Ce matin, j’ai vu une dame à la terrasse d’un café. Elle avait un sac rouge, grand comme une maison pour moi. Elle le pose à côté de sa tasse de café fumant, elle regarde son téléphone comme si c’était un oiseau rare… Et puis elle se lève, elle oublie le sac. Le sac reste là, tout seul, comme un chat qui attend son maître. J’ai envie de lui dire « Hé, t’as oublié ton nid ! » mais je ne sais pas parler humain, alors je me contente de le regarder. Un vieux moineau s’est posé à côté, il a lancé un « hou hou » moqueur. Le sac ne bouge pas.
Plus tard, dans le parc, un enfant me regarde. Il a un sac à dos jaune, trop grand pour lui. Il court, il trébuche, il lâche le sac. Le sac roule, il fait un bruit bizarre, comme un petit tambour. L’enfant s’arrête, regarde le sac, puis regarde autour. Il fait une drôle de tête, un peu triste, un peu perdu. Je me demande si perdre un sac, c’est comme perdre un morceau de soi. Ou peut-être juste un truc qu’on traîne partout sans y penser.

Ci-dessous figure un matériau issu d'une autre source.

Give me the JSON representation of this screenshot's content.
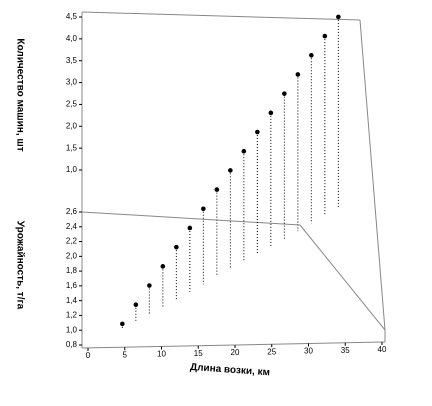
{
  "chart_data": {
    "type": "scatter3d",
    "x_label": "Длина возки, км",
    "y_label": "Урожайность, т/га",
    "z_label": "Количество машин, шт",
    "x": [
      5,
      7,
      9,
      11,
      13,
      15,
      17,
      19,
      21,
      23,
      25,
      27,
      29,
      31,
      33,
      35,
      37
    ],
    "y": [
      1.0,
      1.1,
      1.2,
      1.3,
      1.4,
      1.5,
      1.6,
      1.7,
      1.8,
      1.9,
      2.0,
      2.1,
      2.2,
      2.3,
      2.4,
      2.5,
      2.6
    ],
    "z": [
      1.1,
      1.3,
      1.5,
      1.7,
      1.9,
      2.1,
      2.3,
      2.5,
      2.7,
      2.9,
      3.1,
      3.3,
      3.5,
      3.7,
      3.9,
      4.1,
      4.3
    ],
    "color": "#000000",
    "xlim": [
      0,
      40
    ],
    "xticks": [
      0,
      5,
      10,
      15,
      20,
      25,
      30,
      35,
      40
    ],
    "ylim": [
      0.8,
      2.6
    ],
    "yticks": [
      {
        "value": 0.8,
        "label": "0,8"
      },
      {
        "value": 1.0,
        "label": "1,0"
      },
      {
        "value": 1.2,
        "label": "1,2"
      },
      {
        "value": 1.4,
        "label": "1,4"
      },
      {
        "value": 1.6,
        "label": "1,6"
      },
      {
        "value": 1.8,
        "label": "1,8"
      },
      {
        "value": 2.0,
        "label": "2,0"
      },
      {
        "value": 2.2,
        "label": "2,2"
      },
      {
        "value": 2.4,
        "label": "2,4"
      },
      {
        "value": 2.6,
        "label": "2,6"
      }
    ],
    "zlim": [
      1.0,
      4.5
    ],
    "zticks": [
      {
        "value": 1.0,
        "label": "1,0"
      },
      {
        "value": 1.5,
        "label": "1,5"
      },
      {
        "value": 2.0,
        "label": "2,0"
      },
      {
        "value": 2.5,
        "label": "2,5"
      },
      {
        "value": 3.0,
        "label": "3,0"
      },
      {
        "value": 3.5,
        "label": "3,5"
      },
      {
        "value": 4.0,
        "label": "4,0"
      },
      {
        "value": 4.5,
        "label": "4,5"
      }
    ]
  }
}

Au cimetière, les sacs sont rares. Là-bas, les humains marchent doucement, comme s’ils avaient peur de réveiller les ombres. J’ai vu un chat flippant qui passait entre les pierres tombales, il fixe un sac noir posé sur un banc. Le chat a fait un bond, le sac est resté tranquille. Ça m’a fait penser que, parfois, les sacs sont comme des fantômes. Ils restent là, même quand on ne les regarde plus.
Je griffonne tout ça dans mon carnet invisible, celui que personne ne voit mais que j’ai toujours dans la tête. « Les humains perdent leurs sacs… pourquoi ? » Je crois que c’est parce qu’ils ont tellement de choses à penser qu’ils oublient où ils mettent les morceaux de leur vie. Ou alors, les sacs sont des petits mondes portables, et quand ils tombent, c’est comme si un bout de rêve s’échappait.

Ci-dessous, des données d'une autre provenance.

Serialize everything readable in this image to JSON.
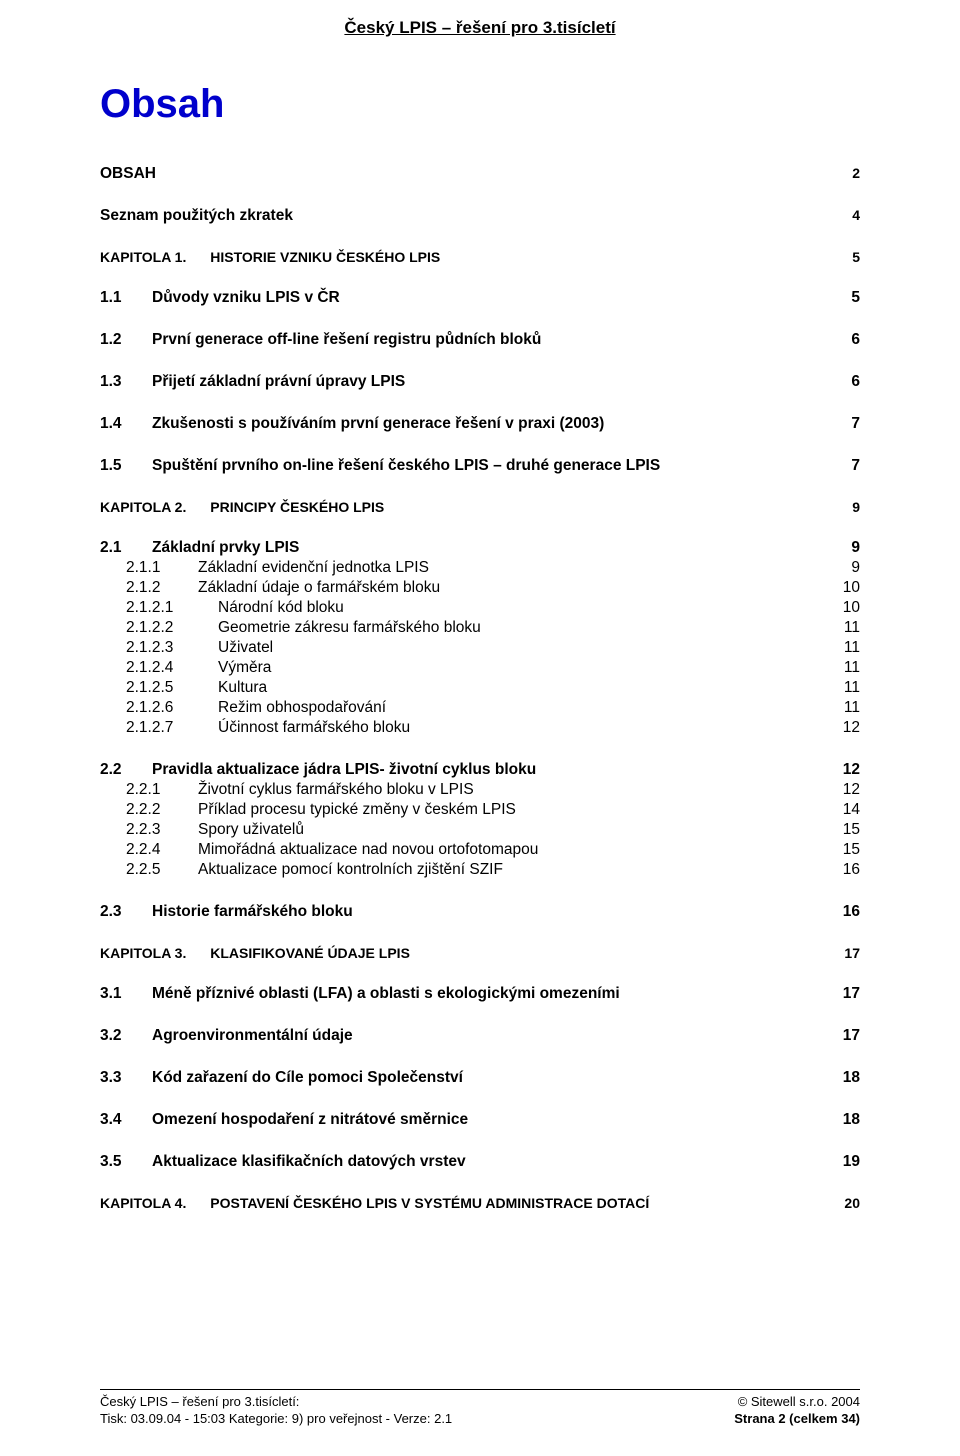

J’ai aussi entendu un pigeon vantard qui disait : « Moi, j’ai jamais perdu un sac. Je vole trop vite pour ça. » Mais je crois qu’il bluffe. Les pigeons, c’est comme les humains, ils font des erreurs… juste qu’ils ne l’admettent pas.
Parfois, je me demande si les sacs ne sont pas des oiseaux qui ont perdu leurs ailes. Ou si les humains, eux, ont des plumes qu’ils cachent dans leurs sacs. C’est drôle, non ? Je me dis ça en regardant une flaque où le ciel se reflète. Le reflet bouge, les nuages passent, et moi, je reste là, perché, à regarder les sacs tomber et les humains courir après.
Les sacs, ces compagnons silencieux de la vie urbaine, semblent parfois porter le poids des rêves et des souvenirs de ceux qui les portent. En les observant, on peut imaginer toutes les histoires qu’ils renferment, un peu comme dans l’article J’ai raté mon envol et tant mieux, où l’on réalise que chaque objet peut avoir une signification profonde. Étrangement, ce reflet dans l’eau, qui nous montre un monde en mouvement, peut aussi faire écho à ces sentiments de perte et de quête, comme dans Il n’y avait plus personne dans la rue, un récit qui explore le vide et la solitude au cœur du tumulte.
Penser à ces sacs comme à des oiseaux perdus nous ramène à l’idée que chacun d’eux cache une histoire unique. Peut-être que, tout comme ces pigeons voyageurs, ils portent des trésors invisibles, des miettes de moments vécus, attendant d’être découverts. Qui sait quel voyage pourrait commencer à chaque fois qu’un sac est ouvert ?
Une fois, j’ai rêvé que j’étais un pigeon voyageur. Je portais un sac plein de miettes et de secrets. Je volais si haut que même les nuages avaient peur de me perdre.
Le sac rouge de la dame est toujours là, sur la terrasse. Elle est revenue, elle l’a pris, elle a souri, comme si le sac lui racontait une histoire qu’elle avait oubliée. Moi, je me dis que perdre un sac, ce n’est peut-être pas si grave. Peut-être que c’est juste une façon de dire au monde : « Hé, regarde-moi, je suis là, même si j’oublie mes affaires. »
Et puis… est-ce que les sacs perdus ont leurs propres aventures, quand personne ne les regarde ? Peut-être qu’ils dansent la nuit, ou qu’ils parlent aux étoiles. Ou qu’ils s’ennuient. Je ne sais pas.
Je m’envole, je fais une boucle, je perds un peu le fil… Peut-être que je pense en rond. Ou que je cherche mon sac à moi, celui plein de miettes et de rêves.
Si tu veux voir une carte postale qui parle un peu de ces petits moments trop bizarres et trop chouettes, tu peux jeter un œil ici : Trop bien.
Ah… j’entends un cri humain bizarre, ça veut dire que quelqu’un a retrouvé son sac. Ou pas. Je reste là, perché, avec mes questions et mon carnet invisible.
Et toi, tu perds souvent tes sacs ?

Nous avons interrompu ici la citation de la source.